From Robert Reich Blog
It seems like forever, but it was just one year ago that Donald Trump was elected president. So what have we learned about the presidency and who is running the country?
1. The first big thing we've learned is that Trump is not really the president of the United States -- because he's not governing.
A president who's governing doesn't blast his Attorney General for doing his duty and recusing himself from an FBI investigation of the president.
A president who's governing doesn't leave the top echelons of departments and agencies empty for almost a year.
He doesn't publicly tell his Secretary of State he's wasting time trying to open relations with North Korea. Any president with the slightest interest in governing would already know and approve of what his Secretary of State was doing.
He doesn't fire half his key White House staff in the first nine months, creating utter chaos.

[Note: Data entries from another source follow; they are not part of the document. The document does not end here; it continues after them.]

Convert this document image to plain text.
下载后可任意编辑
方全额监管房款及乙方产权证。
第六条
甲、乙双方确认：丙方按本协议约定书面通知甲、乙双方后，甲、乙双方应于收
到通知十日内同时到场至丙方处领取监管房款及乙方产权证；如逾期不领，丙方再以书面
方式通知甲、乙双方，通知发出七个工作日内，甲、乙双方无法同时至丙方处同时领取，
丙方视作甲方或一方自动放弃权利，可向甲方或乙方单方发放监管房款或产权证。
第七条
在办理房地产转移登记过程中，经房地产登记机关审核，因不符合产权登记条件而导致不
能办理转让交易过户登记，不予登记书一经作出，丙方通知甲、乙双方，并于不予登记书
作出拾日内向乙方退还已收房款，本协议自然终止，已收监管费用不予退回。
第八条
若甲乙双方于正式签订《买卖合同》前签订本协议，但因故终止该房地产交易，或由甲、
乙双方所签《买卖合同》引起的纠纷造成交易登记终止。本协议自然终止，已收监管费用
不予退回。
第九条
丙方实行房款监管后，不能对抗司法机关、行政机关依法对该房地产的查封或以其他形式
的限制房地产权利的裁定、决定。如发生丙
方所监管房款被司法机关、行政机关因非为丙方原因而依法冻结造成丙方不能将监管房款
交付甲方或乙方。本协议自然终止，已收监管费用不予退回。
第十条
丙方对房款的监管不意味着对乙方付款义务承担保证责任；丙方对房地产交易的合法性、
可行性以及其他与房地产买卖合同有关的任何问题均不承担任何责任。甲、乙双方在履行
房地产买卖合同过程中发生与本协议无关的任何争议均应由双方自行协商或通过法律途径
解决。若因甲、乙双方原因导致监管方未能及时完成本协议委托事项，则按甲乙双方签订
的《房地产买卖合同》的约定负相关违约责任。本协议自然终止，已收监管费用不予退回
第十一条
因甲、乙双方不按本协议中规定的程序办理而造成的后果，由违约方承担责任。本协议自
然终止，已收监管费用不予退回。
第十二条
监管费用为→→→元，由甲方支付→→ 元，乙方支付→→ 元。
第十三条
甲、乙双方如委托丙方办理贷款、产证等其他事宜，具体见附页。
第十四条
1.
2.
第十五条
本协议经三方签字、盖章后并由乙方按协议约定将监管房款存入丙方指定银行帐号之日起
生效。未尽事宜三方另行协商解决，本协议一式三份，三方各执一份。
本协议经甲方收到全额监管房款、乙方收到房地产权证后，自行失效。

A president who is governing works with his cabinet and staff to develop policy. He doesn't just tweet new public policy out of the blue -- for example, that transgender people can't serve in the military. His Secretary of Defense is likely to have some thoughts on the matter -- and if not consulted might decide to ignore the tweet.
He doesn't just decide to withdraw from the Paris Accord without any reason or analysis.
A president who is governing works with Congress. He doesn't just punt to Congress hard decisions -- as he did with DACA, the Iran nuclear deal, insurance subsidies under the Affordable Care Act, and details of his tax plan.
He doesn't tell a crowd of supporters that he's ended the Clean Power Plan -- "Did you see what I did to that? Boom, gone" -- when any such repeal requires a legal process, and must then withstand court challenges.
Instead of governing, Donald Trump has been insulting, throwing tantrums, and getting even:
Equating white supremacists with people who protest against them. Questioning the patriotism of NFL players who are peacefully protesting police violence and racism.
Making nasty remarks about journalists, about his predecessor as president, his political opponent in the last election, national heroes like Congressman John Lewis and Senator John McCain, even the mayor of San Juan Puerto Rico.
Or he's busy lying and then covering up the lies. Claiming he would have won the popular vote if millions hadn't voted fraudulently for his opponent -- without a shred of evidence to support his claim, and then setting up a fraudulent commission to find the evidence.